In fact, the way wasmoo passes the command-line argument array is to put it in the wasm's import list. This will be apparent when parsing the wasm's bootstrap script later.

    // setup argv
    let process_argv = v8::Array::new(scope, argv.len() as i32);
    for (i, s) in argv.iter().enumerate() {
        let s = v8::String::new(scope, s).unwrap();
        process_argv.set_index(scope, i as u32, s.into());
    }
    let ident = v8::String::new(scope, "process_argv").unwrap();
    global_proxy.set(scope, ident.into(), process_argv.into());

It can be seen that the task of run_wasmoo is just to stuff the parameters that need to be passed at runtime into the js script and the v8 environment. The details of loading wasm and finally executing the task are in the script js_glue_for_wasmoo.js: https://github.com/moonbitlang/moonc_wasm/blob/main/src/moonc/js_glue_for_wasmoo.js

This script has a very complex import list

  const bindings = {
    ......
    getcwd,
    chdir,
    mkdir,
    rmdir,
    unlink,
    argv: () => process_argv,
    readdir: (p) => read_dir(p),
    stat: (p, l) => alloc_stat(stat(p), l),
    lstat: (p, l) => alloc_stat(lstat(p), l),
    fstat: (fd, l) => alloc_stat(fstat(fd), l),
    ......
}

const importObject = {
    Math: math,
    bindings,
    js,
    "wasm:js-string": string_ops,
    "wasm:text-decoder": string_ops,
    "wasm:text-encoder": string_ops,
    env: {},
};

importObject.OCaml = {};

The complexity of this import list lies in the fact that many of its functions recursively call functions exported from wasm (in addition to which, importObject.OCaml also needs to be reassigned with the export list).

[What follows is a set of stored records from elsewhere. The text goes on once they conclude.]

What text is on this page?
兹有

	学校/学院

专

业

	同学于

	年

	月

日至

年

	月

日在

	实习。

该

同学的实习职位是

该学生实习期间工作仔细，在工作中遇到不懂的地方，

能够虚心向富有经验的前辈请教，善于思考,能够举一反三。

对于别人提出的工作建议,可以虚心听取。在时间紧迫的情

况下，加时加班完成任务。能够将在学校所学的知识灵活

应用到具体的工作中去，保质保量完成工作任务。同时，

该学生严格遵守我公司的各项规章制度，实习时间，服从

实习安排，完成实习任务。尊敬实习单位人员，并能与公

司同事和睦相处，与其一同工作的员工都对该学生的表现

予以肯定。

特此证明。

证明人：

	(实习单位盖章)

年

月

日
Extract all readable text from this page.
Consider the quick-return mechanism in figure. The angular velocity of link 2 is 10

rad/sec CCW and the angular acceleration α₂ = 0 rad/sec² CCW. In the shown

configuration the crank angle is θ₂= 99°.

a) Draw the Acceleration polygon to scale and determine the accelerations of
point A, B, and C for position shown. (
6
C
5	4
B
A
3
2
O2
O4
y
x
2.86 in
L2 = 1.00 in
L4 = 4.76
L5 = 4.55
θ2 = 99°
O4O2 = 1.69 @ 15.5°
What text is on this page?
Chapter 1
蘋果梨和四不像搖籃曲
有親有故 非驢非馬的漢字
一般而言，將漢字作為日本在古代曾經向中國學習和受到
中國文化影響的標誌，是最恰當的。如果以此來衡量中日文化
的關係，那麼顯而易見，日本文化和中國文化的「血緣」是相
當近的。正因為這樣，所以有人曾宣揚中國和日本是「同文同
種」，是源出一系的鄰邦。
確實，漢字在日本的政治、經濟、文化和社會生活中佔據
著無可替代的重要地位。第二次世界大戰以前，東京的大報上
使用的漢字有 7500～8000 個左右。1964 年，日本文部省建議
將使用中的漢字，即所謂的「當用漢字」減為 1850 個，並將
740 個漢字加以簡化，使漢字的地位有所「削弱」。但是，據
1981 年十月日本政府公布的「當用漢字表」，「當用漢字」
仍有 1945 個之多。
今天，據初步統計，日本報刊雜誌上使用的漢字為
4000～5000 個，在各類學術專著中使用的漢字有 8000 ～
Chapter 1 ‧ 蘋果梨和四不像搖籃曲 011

The final step to start wasm requires importing the functions/objects from the export list into the js environment, and then calling the _initialize function exported from wasm.

  let bytes = load_wasm_file();
  let wasm_module = new WebAssembly.Module(bytes, options);
  let instance = new WebAssembly.Instance(wasm_module, importObject);


  Object.assign(
    importObject.OCaml,
    instance.exports,
  );

  var {
    caml_callback,
    caml_alloc_times,
    caml_alloc_tm,
    caml_alloc_stat,
    caml_start_fiber,
    caml_handle_uncaught_exception,
    caml_buffer,
    caml_extract_bytes,
    string_get,
    string_set,
    _initialize,
  } = instance.exports;

  start_fiber = caml_start_fiber

  var buffer = caml_buffer?.buffer;
  var out_buffer = buffer && new Uint8Array(buffer, 0, buffer.length);

  await _initialize();

For the complete code, please see: https://github.com/moonbitlang/moonc_wasm

Running in Other Environments​

Although it hasn't been tried, in theory, as long as a set of APIs with sufficient behavioral compatibility is provided, the wasm version of the MoonBit toolchain can also run in other environments (such as browser environments using a virtual file system). We look forward to seeing you come up with more creative ways to use it!